¿Cuál es la finalidad prioritaria de la educación? ¿Preparar a nuestros hijos para alcanzar el éxito en un sentido mundano? ¿Debe principalmente abrir el camino a una carrera remunerativa?...
¿O preparar a nuestros hijos para alcanzar el éxito en un sentido distinto al mundano, enseñándoles a ser santos? ¿Debe principalmente abrir el camino del cielo? En cuanto padres cristianos, probablemente coincidiremos en que la finalidad prioritaria de la educación es enseñar a nuestros hijos lo que implica ser santos, pero estoy seguro de que la mayoría de nosotros confía en que nuestros hijos también serán capaces en algún momento de buscarse el sustento por sí mismos y de que este objetivo, aunque secundario, debe también formar parte de su educación. No es, pues, con un “o esto o lo otro”, sino con un “esto y lo otro”, como disponemos las cosas en su justo orden.
Sin embargo, si la finalidad prioritaria de la educación es alcanzar la salvación en el cielo, como algo distinto de la riqueza mundana, entonces tenemos que enseñar a nuestros hijos la diferencia entre ser bueno y ser el mejor. Lo paradójico es que ser bueno es mejor que ser el mejor, y ser el mejor no siempre es lo mejor que se puede ser.
Quizá un ejemplo práctico puede ayudar, y más si se trata de un ejemplo personal.
Nuestra hija está aprendiendo a tocar el piano. Aprende porque es bueno para ella saber tocar un instrumento musical. Sin duda ella va mejorando su habilidad musical, pero sería aún mejor si practicase más. Sin embargo, como padres, nos preocupa mucho más su crecimiento en la virtud que su virtuosismo. Ella necesita tiempo para el resto de sus estudios; tiempo para colaborar en la educación de su hermano con necesidades especiales; tiempo para leer; tiempo para jugar; tiempo para rezar; tiempo para estar con sus amigas; tiempo para estar con nosotros. Todo ello le quita tiempo de practicar al piano. Aprendiendo a “saber de todo” está abocada a no ser una maestra en nada. Y así debe ser. Si la especialización en un área lleva a descuidar otras áreas igualmente importantes, eso va en perjuicio del progreso del niño en conocimiento y experiencia de muchas cosas que son necesarias para crecer en la virtud.
En el corazón de este concepto de educación se encuentra otra paradoja tan aparentemente desconcertante como la paradoja de que lo mejor no siempre es lo mejor. Esta otra paradoja fue acuñada por Chesterton. Consiste en que todo lo que merece hacerse, merece hacerse mal. Es una paradoja tan contra-intuitiva que estamos tentados de pasar del desconcierto a la irritación, considerándola un puro dislate.

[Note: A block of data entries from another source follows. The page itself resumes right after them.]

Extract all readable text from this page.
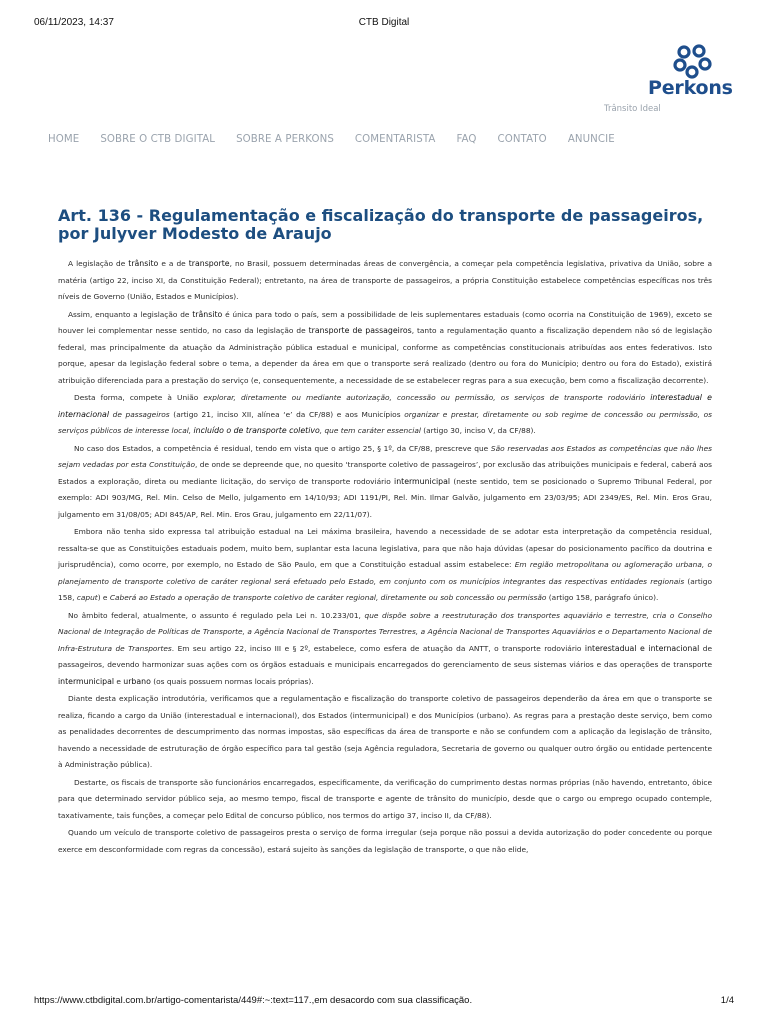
06/11/2023, 14:37	CTB Digital
Perkons
Trânsito Ideal
HOME SOBRE O CTB DIGITAL SOBRE A PERKONS COMENTARISTA FAQ CONTATO ANUNCIE
Art. 136 - Regulamentação e fiscalização do transporte de passageiros, por Julyver Modesto de Araujo

A legislação de trânsito e a de transporte, no Brasil, possuem determinadas áreas de convergência, a começar pela competência legislativa, privativa da União, sobre a matéria (artigo 22, inciso XI, da Constituição Federal); entretanto, na área de transporte de passageiros, a própria Constituição estabelece competências específicas nos três níveis de Governo (União, Estados e Municípios).

Assim, enquanto a legislação de trânsito é única para todo o país, sem a possibilidade de leis suplementares estaduais (como ocorria na Constituição de 1969), exceto se houver lei complementar nesse sentido, no caso da legislação de transporte de passageiros, tanto a regulamentação quanto a fiscalização dependem não só de legislação federal, mas principalmente da atuação da Administração pública estadual e municipal, conforme as competências constitucionais atribuídas aos entes federativos. Isto porque, apesar da legislação federal sobre o tema, a depender da área em que o transporte será realizado (dentro ou fora do Município; dentro ou fora do Estado), existirá atribuição diferenciada para a prestação do serviço (e, consequentemente, a necessidade de se estabelecer regras para a sua execução, bem como a fiscalização decorrente).

Desta forma, compete à União explorar, diretamente ou mediante autorização, concessão ou permissão, os serviços de transporte rodoviário interestadual e internacional de passageiros (artigo 21, inciso XII, alínea ‘e’ da CF/88) e aos Municípios organizar e prestar, diretamente ou sob regime de concessão ou permissão, os serviços públicos de interesse local, incluído o de transporte coletivo, que tem caráter essencial (artigo 30, inciso V, da CF/88).

No caso dos Estados, a competência é residual, tendo em vista que o artigo 25, § 1º, da CF/88, prescreve que São reservadas aos Estados as competências que não lhes sejam vedadas por esta Constituição, de onde se depreende que, no quesito ‘transporte coletivo de passageiros’, por exclusão das atribuições municipais e federal, caberá aos Estados a exploração, direta ou mediante licitação, do serviço de transporte rodoviário intermunicipal (neste sentido, tem se posicionado o Supremo Tribunal Federal, por exemplo: ADI 903/MG, Rel. Min. Celso de Mello, julgamento em 14/10/93; ADI 1191/PI, Rel. Min. Ilmar Galvão, julgamento em 23/03/95; ADI 2349/ES, Rel. Min. Eros Grau, julgamento em 31/08/05; ADI 845/AP, Rel. Min. Eros Grau, julgamento em 22/11/07).

Embora não tenha sido expressa tal atribuição estadual na Lei máxima brasileira, havendo a necessidade de se adotar esta interpretação da competência residual, ressalta-se que as Constituições estaduais podem, muito bem, suplantar esta lacuna legislativa, para que não haja dúvidas (apesar do posicionamento pacífico da doutrina e jurisprudência), como ocorre, por exemplo, no Estado de São Paulo, em que a Constituição estadual assim estabelece: Em região metropolitana ou aglomeração urbana, o planejamento de transporte coletivo de caráter regional será efetuado pelo Estado, em conjunto com os municípios integrantes das respectivas entidades regionais (artigo 158, caput) e Caberá ao Estado a operação de transporte coletivo de caráter regional, diretamente ou sob concessão ou permissão (artigo 158, parágrafo único).

No âmbito federal, atualmente, o assunto é regulado pela Lei n. 10.233/01, que dispõe sobre a reestruturação dos transportes aquaviário e terrestre, cria o Conselho Nacional de Integração de Políticas de Transporte, a Agência Nacional de Transportes Terrestres, a Agência Nacional de Transportes Aquaviários e o Departamento Nacional de Infra-Estrutura de Transportes. Em seu artigo 22, inciso III e § 2º, estabelece, como esfera de atuação da ANTT, o transporte rodoviário interestadual e internacional de passageiros, devendo harmonizar suas ações com os órgãos estaduais e municipais encarregados do gerenciamento de seus sistemas viários e das operações de transporte intermunicipal e urbano (os quais possuem normas locais próprias).

Diante desta explicação introdutória, verificamos que a regulamentação e fiscalização do transporte coletivo de passageiros dependerão da área em que o transporte se realiza, ficando a cargo da União (interestadual e internacional), dos Estados (intermunicipal) e dos Municípios (urbano). As regras para a prestação deste serviço, bem como as penalidades decorrentes de descumprimento das normas impostas, são específicas da área de transporte e não se confundem com a aplicação da legislação de trânsito, havendo a necessidade de estruturação de órgão específico para tal gestão (seja Agência reguladora, Secretaria de governo ou qualquer outro órgão ou entidade pertencente à Administração pública).

Destarte, os fiscais de transporte são funcionários encarregados, especificamente, da verificação do cumprimento destas normas próprias (não havendo, entretanto, óbice para que determinado servidor público seja, ao mesmo tempo, fiscal de transporte e agente de trânsito do município, desde que o cargo ou emprego ocupado contemple, taxativamente, tais funções, a começar pelo Edital de concurso público, nos termos do artigo 37, inciso II, da CF/88).

Quando um veículo de transporte coletivo de passageiros presta o serviço de forma irregular (seja porque não possui a devida autorização do poder concedente ou porque exerce em desconformidade com regras da concessão), estará sujeito às sanções da legislação de transporte, o que não elide,

https://www.ctbdigital.com.br/artigo-comentarista/449#:~:text=117.,em desacordo com sua classificação.	1/4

Obviamente, algo que merece hacerse, merece hacerse bien. ¿Cómo puede alguien sugerir que debería hacerse mal? ¿En qué estaba pensando el habitualmente sagaz Chesterton cuando soltó ese sinsentido disfrazado de paradoja?
Si queremos responder a estas preguntas tenemos que dar un paso atrás para poder entender lo que Chesterton decía realmente. Al decir que algo que merece hacerse merece hacerse mal, Chesterton no estaba diciendo que no merezca hacerse bien. No estamos ante un escenario “o esto o lo otro”. Es un escenario “esto y lo otro”. Algo que merece hacerse merece hacerse mal y merece hacerse bien. De hecho, merece hacerse mal porque merece hacerse bien. Y he ahí el núcleo de la paradoja: es imposible hacer algo bien hasta que lo hayas hecho mal. Salvo que estés preparado para hacerlo mal, nunca lo harás bien. Como dice el refrán, la práctica hace al maestro.
Y lo que es verdad sobre tocar el piano es verdad sobre cosas más importantes, como crecer en la virtud. Necesitamos practicar la fe, aunque sea mal, porque hacerlo mal merece hacerse. Es infinitamente mejor que no hacerlo en absoluto, por mal que lo hagamos. Por supuesto, debemos intentar hacerlo mejor; de hecho, siempre debemos intentar hacerlo mejor. Y sin embargo, al hacer las cosas mejor no debemos intentar ser “el mejor”, porque nunca podremos ser “el mejor”. Dios es el Mejor. Nosotros solo podemos mejorar haciéndonos más parecidos al Mejor, sabiendo que nunca podemos ser el Mejor. He ahí el camino de la virtud, que trasciende relativas trivialidades como el virtuosismo.